Humana sought reimbursement of the conditional payments it made on behalf of its beneficiary. The defendant firm, on behalf of the beneficiary, requested a waiver, contending the beneficiary had no obligation to reimburse under Medicare parts A and B, but did not address reimbursement under part C. Parts A and B are the "original Medicare fee-for-service program" providing certain hospital and medical benefits.

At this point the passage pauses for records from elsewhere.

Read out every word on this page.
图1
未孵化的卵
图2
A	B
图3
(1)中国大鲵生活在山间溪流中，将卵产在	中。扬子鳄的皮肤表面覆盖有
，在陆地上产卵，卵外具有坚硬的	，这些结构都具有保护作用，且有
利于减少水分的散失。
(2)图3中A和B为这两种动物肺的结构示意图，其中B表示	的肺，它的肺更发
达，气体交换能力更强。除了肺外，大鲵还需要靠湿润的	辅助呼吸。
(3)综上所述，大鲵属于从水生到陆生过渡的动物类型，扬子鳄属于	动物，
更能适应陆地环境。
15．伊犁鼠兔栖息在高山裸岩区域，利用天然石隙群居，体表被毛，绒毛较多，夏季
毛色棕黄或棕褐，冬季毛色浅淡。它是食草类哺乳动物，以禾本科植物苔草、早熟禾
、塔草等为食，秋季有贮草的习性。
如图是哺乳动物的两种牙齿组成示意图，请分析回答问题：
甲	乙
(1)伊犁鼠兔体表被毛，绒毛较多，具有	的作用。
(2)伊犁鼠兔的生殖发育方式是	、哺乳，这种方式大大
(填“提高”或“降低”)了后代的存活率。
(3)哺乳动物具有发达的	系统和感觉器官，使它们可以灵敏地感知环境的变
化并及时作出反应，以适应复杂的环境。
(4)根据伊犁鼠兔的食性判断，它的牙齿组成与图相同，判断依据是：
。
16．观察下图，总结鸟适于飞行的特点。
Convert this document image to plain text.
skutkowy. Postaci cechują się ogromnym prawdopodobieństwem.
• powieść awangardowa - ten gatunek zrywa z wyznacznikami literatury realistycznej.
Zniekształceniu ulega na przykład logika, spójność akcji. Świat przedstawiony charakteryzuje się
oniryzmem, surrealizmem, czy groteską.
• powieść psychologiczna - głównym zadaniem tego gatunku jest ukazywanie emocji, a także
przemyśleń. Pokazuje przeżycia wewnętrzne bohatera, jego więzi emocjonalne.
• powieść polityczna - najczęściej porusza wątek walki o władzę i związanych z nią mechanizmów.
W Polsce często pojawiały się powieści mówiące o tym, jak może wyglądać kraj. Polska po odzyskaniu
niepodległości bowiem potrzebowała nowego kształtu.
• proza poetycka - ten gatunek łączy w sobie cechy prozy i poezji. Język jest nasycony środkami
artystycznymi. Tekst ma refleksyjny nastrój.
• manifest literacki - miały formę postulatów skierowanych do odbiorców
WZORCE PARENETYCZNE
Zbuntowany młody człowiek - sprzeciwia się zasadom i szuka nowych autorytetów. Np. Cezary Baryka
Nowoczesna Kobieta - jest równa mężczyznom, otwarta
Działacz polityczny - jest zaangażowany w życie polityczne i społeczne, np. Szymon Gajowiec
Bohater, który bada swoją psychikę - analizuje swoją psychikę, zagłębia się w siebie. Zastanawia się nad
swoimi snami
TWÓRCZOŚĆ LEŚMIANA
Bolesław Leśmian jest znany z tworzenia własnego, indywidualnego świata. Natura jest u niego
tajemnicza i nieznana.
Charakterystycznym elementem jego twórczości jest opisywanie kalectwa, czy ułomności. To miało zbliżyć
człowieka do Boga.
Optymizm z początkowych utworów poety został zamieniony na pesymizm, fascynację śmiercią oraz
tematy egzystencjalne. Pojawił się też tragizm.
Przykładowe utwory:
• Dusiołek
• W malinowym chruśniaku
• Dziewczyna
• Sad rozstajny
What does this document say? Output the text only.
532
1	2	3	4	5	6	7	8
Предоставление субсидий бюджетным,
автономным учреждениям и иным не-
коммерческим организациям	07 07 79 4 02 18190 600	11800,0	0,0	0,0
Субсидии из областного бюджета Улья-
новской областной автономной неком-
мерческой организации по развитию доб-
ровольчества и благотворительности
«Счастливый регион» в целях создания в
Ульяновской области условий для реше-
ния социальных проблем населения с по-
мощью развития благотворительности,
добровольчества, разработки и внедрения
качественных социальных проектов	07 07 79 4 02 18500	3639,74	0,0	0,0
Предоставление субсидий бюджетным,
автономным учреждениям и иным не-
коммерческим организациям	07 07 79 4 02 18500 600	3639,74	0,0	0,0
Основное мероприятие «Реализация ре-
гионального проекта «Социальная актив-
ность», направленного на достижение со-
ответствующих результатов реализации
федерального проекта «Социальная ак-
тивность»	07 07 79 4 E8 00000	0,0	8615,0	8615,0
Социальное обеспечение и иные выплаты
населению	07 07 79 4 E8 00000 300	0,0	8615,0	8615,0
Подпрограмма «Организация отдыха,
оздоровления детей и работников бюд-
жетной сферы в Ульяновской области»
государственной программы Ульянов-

Part C, or "Medicare Advantage," permits eligible persons to obtain medical benefits from private companies, or "Medicare Advantage Organizations" (MAO).
Humana denied the request for waiver, and filed suit against the beneficiary's attorneys for reimbursement under the Medicare Secondary Payer laws (MSP). The MSP coordinates between primary payers, such as workers' compensation and liability insurance plans, and secondary payers, i.e. Medicare. When a primary payer is responsible for payment of medical services, the MSP permits Medicare to make a conditional payment on behalf of the beneficiary and seek reimbursement from the primary payer.
The defendant firm moved to dismiss, contending the MSP does not provide a private right of action to MAO for recovery of conditional payments. The defendant firm also argued it was not a primary payer subject to the MSP.
The district court denied the firm's motion, finding the MSP's provision providing "the Secretary" a private right of action for recovery of conditional payments extends to MAOs. In so holding, the district court relied upon the U.S. Court of Appeals for the Third Circuit's opinion in In re Avandia. There, the Third Circuit ruled Section 1395y(b)(3)(A) of the MSP to be "broad and unambiguous, placing no limitations upon which private (i.e. non-governmental) actors can bring suit for double damages when a primary plan fails to appropriately reimburse any secondary payer."
The district court further found that even if the statute was ambiguous, Chevron deference would require ruling in favor of Humana because CMS regulations clarified MAOs had the same right of recovery as the government. The district court also concluded attorneys are not exempt from the MSP, again citing CMS regulations including attorneys amongst those from whom the Secretary can seek reimbursement.
Following the district court's ruling, the Eleventh Circuit joined the Third Circuit in affirming MAOs may pursue a private action against primary payers for reimbursement of conditional payments in Humana Medical Plan Inc. v Western Heritage Insurance Company. In reaching this conclusion, the appellate court relied heavily on the Third Circuit's reasoning in In re Avandia. The court found given the broadly worded provisions allowing a secondary payer to pursue recovery from a primary payer, no reason existed to exclude MAOs from those provisions.
Emerging Trend Toward Private Suits by MAOs
These cases seem to demonstrate a growing trend by MAOs to pursue recovery from primary payers. The trend is seen as "other U.S. District Courts outside of the Third Circuit have been persuaded by the Third Circuit decision in In re Avandia and allowed MAOS to pursue a private right of action," observes Scott A. Brooksby, Portland, OR, cochair of the ABA's Section of Litigation's Aviation Subcommittee of the Mass Torts Litigation Committee.
One driving factor behind the increase in suits by MAOs under the MSP is "in 2007, Congress changed the rules and required primary payers to report settlements," suggests Aaron Krauss, Philadelphia, PA, cochair of Section of Litigation's Health Law Litigation Committee. "Given these reporting requirements, Medicare payers who should, under the law, be secondary payers know if there is a primary payment, where they may not have before," Krauss explains.
Advice to Attorneys
When personal injury cases are close to settlement, "attorneys must look to how big the lien is before determining whether it is worth it to your client to settle the case," advises Krauss. Further, "the inclusion of Medicare as a payee on the settlement check can delay, or even derail, the entire settlement, especially when the inclusion of Medicare on the settlement check was not a negotiated part of the settlement," adds Brooksby.
Attorneys would be well advised to "not ignore the Secondary Payer Act, either as a plaintiff's lawyer or as in-house counsel for an insurance company," says Krauss, as now both entities could be held liable under the Act.
Caitlin Haney is an associate editor for Litigation News.